Gefäßchirurgie

Die chronische venöse Insuffizienz ist ein sich verschlechternder Zustand, bei dem die Venenklappen der unteren Gliedmaßen schlecht funktionieren. Folge ist die Stauung von Blut in den Venen und die Bildung von Varizen. Auch wenn Krampfadern häufig eher als ein ästhetisches Problem aufgefasst werden, können sie unbehandelt zu ernsten gesundheitlichen Beschwerden führen. Daher ist es angebracht, Varizen rechtzeitig zu behandeln.

Description

Im Rahmen der chirurgischen Varizentherapie der unteren Gliedmaßen bieten wir in eintägiger Chirurgie (one day surgery) die Radiofrequenzbehandlung von Krampfadern mit dem System VNUS FAST an.

Beschreibung der Methode

Die Radiofrequenzbehandlung von Krampfadern mit dem System VNUS FAST stellt einen miniinvasiven Eingriff dar, bei dem die Einführung eines Spezialkatheders durch einen kleinen Einstich direkt in die behandelte Vene und dessen anschließende Erwärmung auf eine hohe Temperatur von 120 °C kombiniert werden (Methode der endoluminalen thermischen Ablation).

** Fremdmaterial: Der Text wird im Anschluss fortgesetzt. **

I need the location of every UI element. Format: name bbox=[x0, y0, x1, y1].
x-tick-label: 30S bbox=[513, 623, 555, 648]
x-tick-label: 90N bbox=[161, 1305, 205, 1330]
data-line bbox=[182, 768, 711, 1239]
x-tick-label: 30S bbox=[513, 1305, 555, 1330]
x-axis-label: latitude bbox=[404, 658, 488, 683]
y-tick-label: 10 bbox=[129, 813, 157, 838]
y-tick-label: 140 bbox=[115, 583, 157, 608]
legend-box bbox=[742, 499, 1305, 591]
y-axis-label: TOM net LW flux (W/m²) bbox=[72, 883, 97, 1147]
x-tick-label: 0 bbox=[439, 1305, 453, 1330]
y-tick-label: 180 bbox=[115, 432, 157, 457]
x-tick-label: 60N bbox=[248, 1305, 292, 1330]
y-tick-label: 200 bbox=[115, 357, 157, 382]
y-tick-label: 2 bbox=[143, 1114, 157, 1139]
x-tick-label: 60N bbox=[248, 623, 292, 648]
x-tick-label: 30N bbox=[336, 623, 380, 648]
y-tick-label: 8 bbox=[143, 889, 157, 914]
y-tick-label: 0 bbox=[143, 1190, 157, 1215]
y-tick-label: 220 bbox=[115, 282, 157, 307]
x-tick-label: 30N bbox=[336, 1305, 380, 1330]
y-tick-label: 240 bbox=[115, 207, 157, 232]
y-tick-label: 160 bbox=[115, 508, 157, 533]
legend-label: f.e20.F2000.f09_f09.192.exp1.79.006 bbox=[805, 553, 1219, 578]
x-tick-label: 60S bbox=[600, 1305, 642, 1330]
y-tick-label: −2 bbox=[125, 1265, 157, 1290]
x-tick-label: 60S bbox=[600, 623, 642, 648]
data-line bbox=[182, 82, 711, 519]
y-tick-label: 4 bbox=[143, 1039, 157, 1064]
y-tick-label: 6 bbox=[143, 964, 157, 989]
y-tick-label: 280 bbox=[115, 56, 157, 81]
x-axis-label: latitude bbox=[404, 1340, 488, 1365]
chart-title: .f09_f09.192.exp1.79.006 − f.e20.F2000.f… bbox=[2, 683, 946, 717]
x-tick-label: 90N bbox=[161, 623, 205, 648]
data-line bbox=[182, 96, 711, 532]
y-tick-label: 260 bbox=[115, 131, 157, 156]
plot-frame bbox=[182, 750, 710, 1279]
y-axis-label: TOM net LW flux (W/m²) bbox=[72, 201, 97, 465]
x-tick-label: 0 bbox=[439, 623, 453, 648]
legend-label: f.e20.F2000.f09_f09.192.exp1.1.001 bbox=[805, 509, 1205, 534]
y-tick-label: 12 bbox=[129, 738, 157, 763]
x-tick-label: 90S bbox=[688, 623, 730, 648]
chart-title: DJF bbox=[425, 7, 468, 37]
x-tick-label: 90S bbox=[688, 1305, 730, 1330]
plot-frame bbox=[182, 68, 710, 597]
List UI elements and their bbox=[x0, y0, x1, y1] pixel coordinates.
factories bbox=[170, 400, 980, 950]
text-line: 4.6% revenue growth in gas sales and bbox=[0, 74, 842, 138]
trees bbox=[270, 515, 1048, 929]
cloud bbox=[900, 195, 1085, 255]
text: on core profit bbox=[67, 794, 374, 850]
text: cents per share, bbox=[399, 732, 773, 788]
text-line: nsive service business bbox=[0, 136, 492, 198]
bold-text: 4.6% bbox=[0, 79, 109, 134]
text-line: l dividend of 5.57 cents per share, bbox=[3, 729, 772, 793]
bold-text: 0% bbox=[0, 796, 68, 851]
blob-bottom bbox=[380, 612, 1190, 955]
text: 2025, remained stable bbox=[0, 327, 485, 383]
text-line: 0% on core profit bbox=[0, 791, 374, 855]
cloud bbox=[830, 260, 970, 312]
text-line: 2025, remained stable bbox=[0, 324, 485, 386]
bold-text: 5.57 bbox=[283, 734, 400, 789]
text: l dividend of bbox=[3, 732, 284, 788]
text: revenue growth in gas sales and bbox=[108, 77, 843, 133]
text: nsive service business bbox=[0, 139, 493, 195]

Das führt zu einer Schädigung des Kollagens der Venenwand und damit zum sofortigen Kollaps und Verschluss der behandelten Vene. Das Blut findet sofort nach diesem Eingriff einen Weg durch das gesunde Venenbett. Der Blutfluss wird so auf natürlichem Wege ausgerichtet, und die behandelte Vene geht im Bindegewebe unter oder wird völlig absorbiert.

Das System der Radiofrequenzablation wird langfristig statistisch verfolgt. Ein primärer Verschluss wird bei 98 % der Patienten und ein dreijähriger Verschluss bei 93 % der Patienten erreicht (Three-Year Results from the ClosureFast™ Longitudinal Study).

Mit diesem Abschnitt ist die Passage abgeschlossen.